On July 21, 2008, iLounge published iPhone Gems: The Best of All 7 Mahjong Games, a feature article looking at the seven different versions of the classic tile-matching game Mahjong. This review focuses on MobileAge’s Shanghai Mahjong ($5); you can read the full article, with screenshots of all of the games together, through the link above.
All of these applications are based upon the same tile-matching game, which is alternately known as “Shanghai,” “Shanghai Mahjong” or “Mahjongg,” though the last of these names is a little inaccurate. The classic Mahjong is a competitive betting game played with Chinese tiles that have been marked with coins or numbers, pieces of bamboo, flowers, directions of wind, or dragons.

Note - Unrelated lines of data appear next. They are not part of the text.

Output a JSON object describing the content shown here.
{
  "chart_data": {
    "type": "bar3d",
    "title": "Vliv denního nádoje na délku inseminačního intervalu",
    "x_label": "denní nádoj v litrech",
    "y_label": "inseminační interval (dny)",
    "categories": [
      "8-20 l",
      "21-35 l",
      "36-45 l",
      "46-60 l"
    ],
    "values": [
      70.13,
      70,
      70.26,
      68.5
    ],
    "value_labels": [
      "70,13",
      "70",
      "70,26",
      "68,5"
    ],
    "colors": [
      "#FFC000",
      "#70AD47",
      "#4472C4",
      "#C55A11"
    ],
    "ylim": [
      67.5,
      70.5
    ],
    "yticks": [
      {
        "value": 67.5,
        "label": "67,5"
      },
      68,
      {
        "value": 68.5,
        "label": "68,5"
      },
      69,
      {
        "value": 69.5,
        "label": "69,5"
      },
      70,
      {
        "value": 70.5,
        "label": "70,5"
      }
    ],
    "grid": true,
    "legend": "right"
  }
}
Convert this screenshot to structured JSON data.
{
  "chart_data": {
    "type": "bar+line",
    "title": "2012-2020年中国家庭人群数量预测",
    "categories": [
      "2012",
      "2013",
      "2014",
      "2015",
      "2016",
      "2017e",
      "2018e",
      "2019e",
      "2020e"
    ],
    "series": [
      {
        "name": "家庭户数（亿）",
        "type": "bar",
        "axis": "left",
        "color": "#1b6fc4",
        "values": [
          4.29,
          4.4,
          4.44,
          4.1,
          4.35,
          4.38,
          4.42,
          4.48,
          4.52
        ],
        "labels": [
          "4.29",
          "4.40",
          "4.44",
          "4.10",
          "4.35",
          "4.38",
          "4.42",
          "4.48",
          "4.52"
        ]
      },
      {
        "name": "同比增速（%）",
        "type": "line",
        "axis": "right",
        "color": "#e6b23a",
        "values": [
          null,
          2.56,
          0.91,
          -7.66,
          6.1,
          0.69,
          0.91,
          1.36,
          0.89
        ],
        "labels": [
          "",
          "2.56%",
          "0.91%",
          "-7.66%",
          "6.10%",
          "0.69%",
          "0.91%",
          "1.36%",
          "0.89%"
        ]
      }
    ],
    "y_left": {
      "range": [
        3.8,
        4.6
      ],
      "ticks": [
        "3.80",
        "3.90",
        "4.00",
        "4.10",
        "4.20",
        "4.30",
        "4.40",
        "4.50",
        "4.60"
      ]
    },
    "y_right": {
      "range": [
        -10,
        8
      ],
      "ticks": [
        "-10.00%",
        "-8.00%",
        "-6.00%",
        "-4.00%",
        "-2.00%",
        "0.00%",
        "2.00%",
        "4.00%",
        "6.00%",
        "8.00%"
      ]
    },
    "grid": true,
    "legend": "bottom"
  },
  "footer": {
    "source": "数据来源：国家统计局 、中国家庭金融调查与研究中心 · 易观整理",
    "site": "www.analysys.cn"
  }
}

The iPhone’s Mahjong titles use the same tiles, but are designed to be played by one person rather than a group; you match sets of two like tiles until every tile has been removed from the board.
Because this is a one-player game, some refer to this version of Mahjong as Mahjong Solitaire, and though there are standard patterns and rules for presenting the tiles to be matched, each version of the game approaches the rules differently.
The very best of the current crop of iPhone Mahjongg titles is MobileAge’s Shanghai Mahjong. It’s the polar opposite of Moonlight Mahjong in that there are no fancy 3-D effects, and the board presentations are fairly traditional, but the 2-D artwork and user customization are basically flawless. MobileAge starts you with one set of tiles and one background, but lets you connect instantly to the Internet to download as many more as you want. There are so many board layouts, types of tiles, and backgrounds to choose from that it’s essentially impossible to run out of ways to play and enjoy Mahjong here—there’s literally more to choose from in Shanghai Mahjong than any other iPod or iPhone game we’ve seen.
In our view, MobileAge’s “get more stuff from the Internet for free” model is spot-on, and really aids this game’s replay value.
It’s because of this customization that you can, for example, render all of the traditional Chinese tiles as letters and numbers that will be easier for first-time players to understand; you can also replace them with the faces of Star Trek characters, movie posters, fractals, or colorful abstract spheres. The game also has a “Windstorm” mode, which changes the standard matching rules on a turn-by-turn basis to let you make matches that would otherwise not be possible; it can be turned off, and for confusion’s sake, probably should be by default.
Shanghai Mahjong is only missing one thing: music. There are cheesy sound effects to accompany the zooming out of matched blocks from the screen, but you’ll have to provide your own soundtrack here. Because of how well the rest of the game has been assembled, we don’t mind much, but this game would receive our full A rating with a solid soundtrack a la Aki Mahjong’s.